There is the usual struggle between right and wrong for all characters, and Will in particular is a well-rounded hero who seems realistic in both flaws and strengths. I like that he has a back story, and motivation. Mae is more strong-willed and displays the typical Irish flame of many Celtic beauties with some moral fiber.

The book is also truly well-formatted and has been laid out extremely carefully – I knew the difference between this book and the countless imposters on the market as soon as I opened it. Not only has the author taken the time to introduce her work and set a tone from the off, but the style of writing is consistent and has a voice, again head and shoulders above many attempts out there at the same genre.

Bonnie McKernan has achieved what many fantasy-fiction self-publishers don’t – a professional-level book with thought and care poured into it to a quality level. I even liked the cover a lot – the image really sums up the content of the writing, and reading Ms McKernan has an art background not only shows in this cover choice but also in the imagery in the writing itself.

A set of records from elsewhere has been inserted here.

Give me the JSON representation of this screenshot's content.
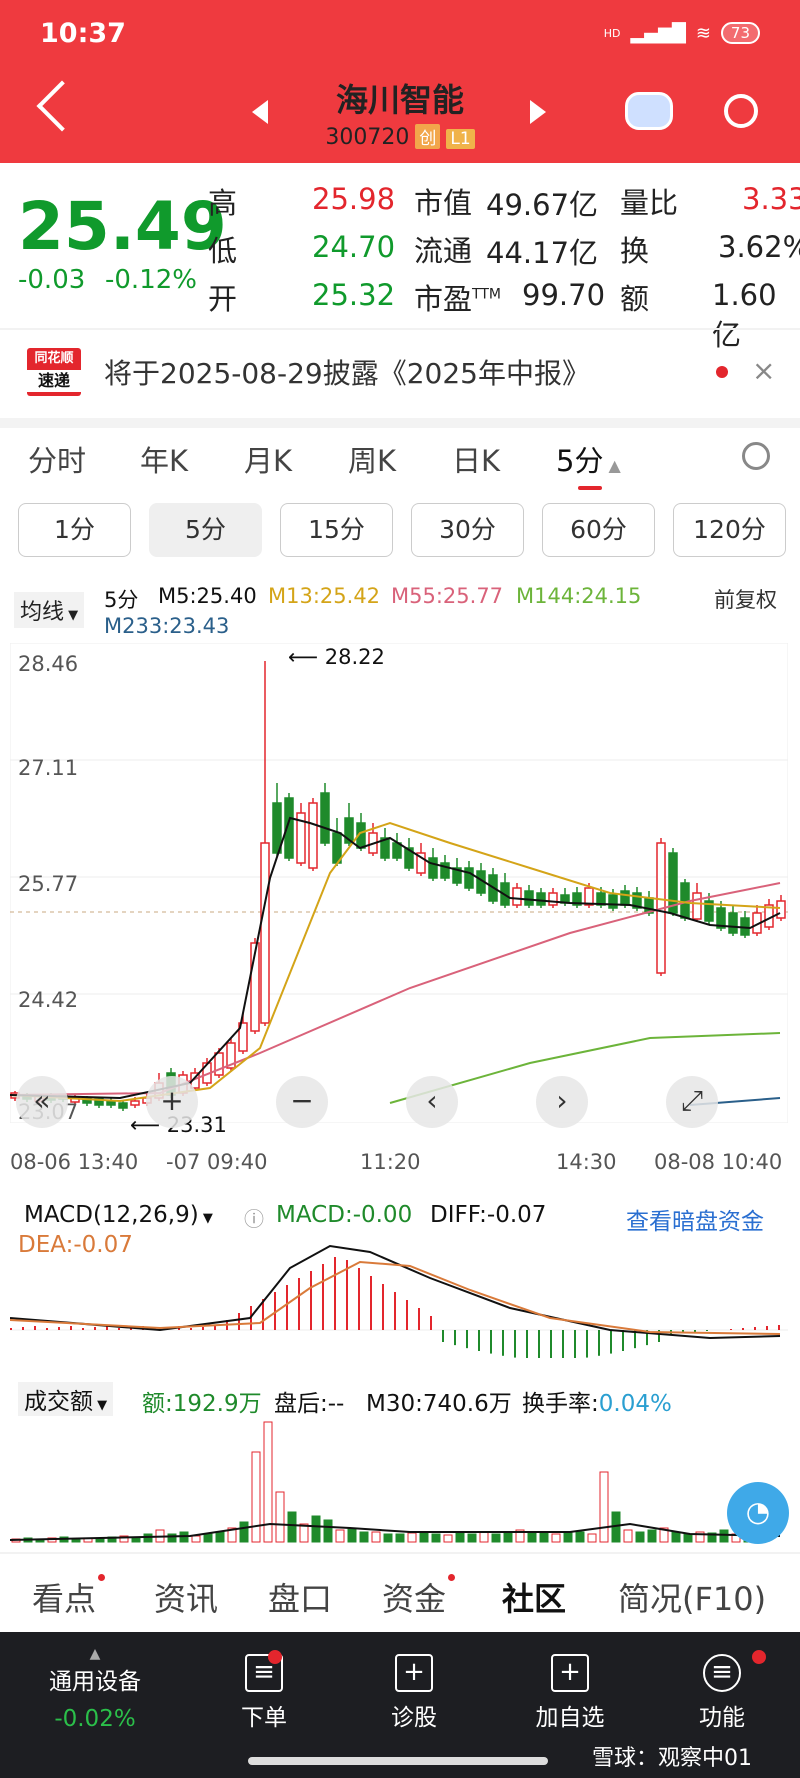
{
  "status": {
    "time": "10:37",
    "hd": "HD",
    "battery": "73"
  },
  "header": {
    "name": "海川智能",
    "code": "300720",
    "tag1": "创",
    "tag2": "L1"
  },
  "quote": {
    "price": "25.49",
    "change": "-0.03",
    "change_pct": "-0.12%",
    "high_label": "高",
    "high": "25.98",
    "low_label": "低",
    "low": "24.70",
    "open_label": "开",
    "open": "25.32",
    "mcap_label": "市值",
    "mcap": "49.67亿",
    "float_label": "流通",
    "float": "44.17亿",
    "pe_label": "市盈",
    "pe_sup": "TTM",
    "pe": "99.70",
    "vr_label": "量比",
    "vr": "3.33",
    "turn_label": "换",
    "turn": "3.62%",
    "amt_label": "额",
    "amt": "1.60亿"
  },
  "notice": {
    "logo_top": "同花顺",
    "logo_bottom": "速递",
    "text": "将于2025-08-29披露《2025年中报》",
    "close": "×"
  },
  "ktabs": [
    "分时",
    "年K",
    "月K",
    "周K",
    "日K",
    "5分"
  ],
  "periods": [
    "1分",
    "5分",
    "15分",
    "30分",
    "60分",
    "120分"
  ],
  "ma": {
    "selector": "均线",
    "period": "5分",
    "m5": "M5:25.40",
    "m13": "M13:25.42",
    "m55": "M55:25.77",
    "m144": "M144:24.15",
    "m233": "M233:23.43",
    "adjust": "前复权"
  },
  "chart": {
    "y_labels": [
      "28.46",
      "27.11",
      "25.77",
      "24.42",
      "23.07"
    ],
    "x_labels": [
      "08-06 13:40",
      "-07 09:40",
      "11:20",
      "14:30",
      "08-08 10:40"
    ],
    "high_marker": "28.22",
    "low_marker": "23.31",
    "colors": {
      "up": "#e3262d",
      "down": "#1f8a2b",
      "m5": "#111111",
      "m13": "#d4a418",
      "m55": "#d9627a",
      "m144": "#6cb43a",
      "m233": "#2a5f8a"
    }
  },
  "macd": {
    "label": "MACD(12,26,9)",
    "macd": "MACD:-0.00",
    "diff": "DIFF:-0.07",
    "dea": "DEA:-0.07",
    "link": "查看暗盘资金"
  },
  "vol": {
    "label": "成交额",
    "amt": "额:192.9万",
    "after": "盘后:--",
    "m30": "M30:740.6万",
    "turn_label": "换手率:",
    "turn": "0.04%"
  },
  "bottom_tabs": [
    "看点",
    "资讯",
    "盘口",
    "资金",
    "社区",
    "简况(F10)"
  ],
  "footer": {
    "sector": "通用设备",
    "sector_change": "-0.02%",
    "items": [
      "下单",
      "诊股",
      "加自选",
      "功能"
    ],
    "watermark": "雪球：观察中01"
  },
  "chart_data": {
    "type": "candlestick",
    "x": [
      "08-06 13:40",
      "-07 09:40",
      "11:20",
      "14:30",
      "08-08 10:40"
    ],
    "ylim": [
      23.07,
      28.46
    ],
    "annotations": {
      "max": 28.22,
      "min": 23.31
    },
    "ma_lines": {
      "M5": 25.4,
      "M13": 25.42,
      "M55": 25.77,
      "M144": 24.15,
      "M233": 23.43
    }
  }
}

Talking of genre, this is definitely an interesting crossover. You could enjoy this novel as a romantic adventure, or as a fantasy fiction. And to be honest, I enjoyed it as a light crime fiction over all else. Reminiscent of Vertigo, the ending will hold you to the last, complete with a mysterious stranger in tow. The book reads well, and has pace without driving the reader -This novel is instead a well-judged page-turner. Recommended for fans of fantasy, historical tales with a twist, or mystery lovers.